Publishing a data science model
After saving the model, click Publish from the Intelligence workbench page.
After publishing the changes, Oracle Unity will do the following:
-
Create the required data objects and attributes that will store output values from the model.
-
Create the training and scoring jobs that will need to run to generate output values.
To generate output values, you will need to Run the training and scoring jobs.
Running training and scoring jobs
Complete the following steps to run the training and scoring jobs for data science models.
Training jobs
You can do the following to run the training job.
-
Click the Oracle icon
in the bottom-right corner to open the navigation menu.
-
Select Intelligence workbench.
-
Click the Action menu (
) for the data science model you want to analyze and select Start Training. Monitor the status of the job from the Jobs dashboard.
When the job completes, Oracle Unity will automatically run the Scoring job. If needed, you can manually run the scoring job.
Scoring jobs
You can do the following to run the scoring job.
To run the scoring job:
-
Click the Oracle icon
in the bottom-right corner to open the navigation menu. -
Select Intelligence workbench.
-
Click the Action menu (
) for the Scoring job you want to run and select Start Scoring. The job runs in three stages and takes about an hour to complete. -
Monitor the status of the job from the Jobs dashboard. When the job successfully completes, move on to the next step.
-
Click the Oracle icon
in the bottom-right corner to open the navigation menu. -
Select Data feeds.
-
Click the Action menu (
) for the System - Data warehouse job and select Start. -
Click the Action menu (
) for the System - Identity resolution pipeline job and select Start.
When all the jobs complete, you can start using and accessing the output data.
Accessing model output data
After running the training and scoring jobs that calculate values for output attributes, you can do one of the following to access the data.
-
Create an export job and select the model output data object to export. You can then review the values in the output attributes.
-
Sample data for the model outputs can be viewed using the Data viewer page. You can view a maximum of 200 records from a data object.
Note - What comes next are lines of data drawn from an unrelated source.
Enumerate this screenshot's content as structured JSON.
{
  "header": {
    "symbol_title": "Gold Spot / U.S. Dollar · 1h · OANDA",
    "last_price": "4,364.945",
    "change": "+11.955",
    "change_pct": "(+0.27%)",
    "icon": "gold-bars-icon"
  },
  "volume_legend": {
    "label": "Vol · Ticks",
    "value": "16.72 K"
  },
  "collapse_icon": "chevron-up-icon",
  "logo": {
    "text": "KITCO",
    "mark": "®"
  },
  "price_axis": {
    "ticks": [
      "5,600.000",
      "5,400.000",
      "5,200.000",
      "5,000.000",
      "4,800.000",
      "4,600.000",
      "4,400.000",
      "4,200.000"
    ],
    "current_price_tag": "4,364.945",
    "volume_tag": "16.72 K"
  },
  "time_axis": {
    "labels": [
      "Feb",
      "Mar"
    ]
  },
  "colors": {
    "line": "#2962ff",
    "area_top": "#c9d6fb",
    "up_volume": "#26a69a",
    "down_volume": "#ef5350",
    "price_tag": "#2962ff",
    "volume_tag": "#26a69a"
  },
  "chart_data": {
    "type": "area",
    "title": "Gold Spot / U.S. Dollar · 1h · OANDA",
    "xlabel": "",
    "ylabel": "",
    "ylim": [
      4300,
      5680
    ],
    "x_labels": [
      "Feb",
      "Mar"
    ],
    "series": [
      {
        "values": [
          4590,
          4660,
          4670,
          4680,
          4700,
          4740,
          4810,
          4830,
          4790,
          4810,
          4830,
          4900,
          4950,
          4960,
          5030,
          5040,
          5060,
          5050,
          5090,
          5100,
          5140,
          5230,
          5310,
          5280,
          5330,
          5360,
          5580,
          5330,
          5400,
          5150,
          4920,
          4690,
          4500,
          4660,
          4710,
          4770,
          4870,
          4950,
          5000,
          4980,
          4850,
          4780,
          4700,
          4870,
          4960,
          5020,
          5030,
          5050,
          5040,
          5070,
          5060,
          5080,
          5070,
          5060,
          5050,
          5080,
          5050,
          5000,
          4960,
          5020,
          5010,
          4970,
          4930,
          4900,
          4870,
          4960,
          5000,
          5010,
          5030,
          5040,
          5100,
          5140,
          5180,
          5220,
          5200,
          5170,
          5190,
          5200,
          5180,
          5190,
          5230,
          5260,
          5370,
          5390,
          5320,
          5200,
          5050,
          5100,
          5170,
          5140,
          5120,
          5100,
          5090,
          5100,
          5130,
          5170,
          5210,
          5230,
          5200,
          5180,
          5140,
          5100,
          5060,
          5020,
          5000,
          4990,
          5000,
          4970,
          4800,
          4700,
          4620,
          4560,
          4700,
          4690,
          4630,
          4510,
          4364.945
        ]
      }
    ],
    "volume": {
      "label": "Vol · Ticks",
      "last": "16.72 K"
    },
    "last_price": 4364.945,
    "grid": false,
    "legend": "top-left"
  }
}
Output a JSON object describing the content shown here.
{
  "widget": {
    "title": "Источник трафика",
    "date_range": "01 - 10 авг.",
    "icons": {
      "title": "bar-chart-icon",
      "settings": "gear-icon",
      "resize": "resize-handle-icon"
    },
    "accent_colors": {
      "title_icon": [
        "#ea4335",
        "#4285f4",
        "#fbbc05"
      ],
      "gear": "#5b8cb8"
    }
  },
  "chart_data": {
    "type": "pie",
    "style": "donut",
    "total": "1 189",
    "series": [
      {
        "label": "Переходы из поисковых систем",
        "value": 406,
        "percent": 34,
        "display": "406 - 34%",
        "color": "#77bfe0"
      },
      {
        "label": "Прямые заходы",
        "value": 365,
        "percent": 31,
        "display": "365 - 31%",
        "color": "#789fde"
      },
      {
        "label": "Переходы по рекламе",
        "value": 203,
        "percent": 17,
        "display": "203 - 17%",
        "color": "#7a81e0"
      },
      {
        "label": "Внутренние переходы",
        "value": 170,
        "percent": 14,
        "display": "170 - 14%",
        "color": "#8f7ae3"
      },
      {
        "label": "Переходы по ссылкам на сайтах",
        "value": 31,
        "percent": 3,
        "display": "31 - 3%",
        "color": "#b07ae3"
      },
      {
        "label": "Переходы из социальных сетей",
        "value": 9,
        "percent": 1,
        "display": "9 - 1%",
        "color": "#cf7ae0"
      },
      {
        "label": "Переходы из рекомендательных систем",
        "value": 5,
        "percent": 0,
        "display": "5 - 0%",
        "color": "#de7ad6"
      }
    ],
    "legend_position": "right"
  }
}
To verify and review with an export job:
-
Follow the steps for Creating export jobs.
-
When you get to Step 2: Data payload, for Payload type, select Data object.
-
In the field for Data object, select the object corresponding to the model output.
When the data object is exported, review the model output attributes.
To verify and review using the Data viewer page:
-
Click the Oracle icon
in the bottom-right corner to open the navigation menu. -
Select Data viewer.
-
Use the drop-down menu for Select or search and select the data object.
-
Click Filters
. The Filters dialog displays. -
Use the drop-down menu to select or search for the following attributes.
-
Click Add
. -
Use the drop-down menu for the output attributes and select the Is not empty operator.
-
Click Apply.
-
Click Column settings
. -
Click the checkbox for the output attributes to display them.
-
Click Apply.
You can review values for up to 200 records.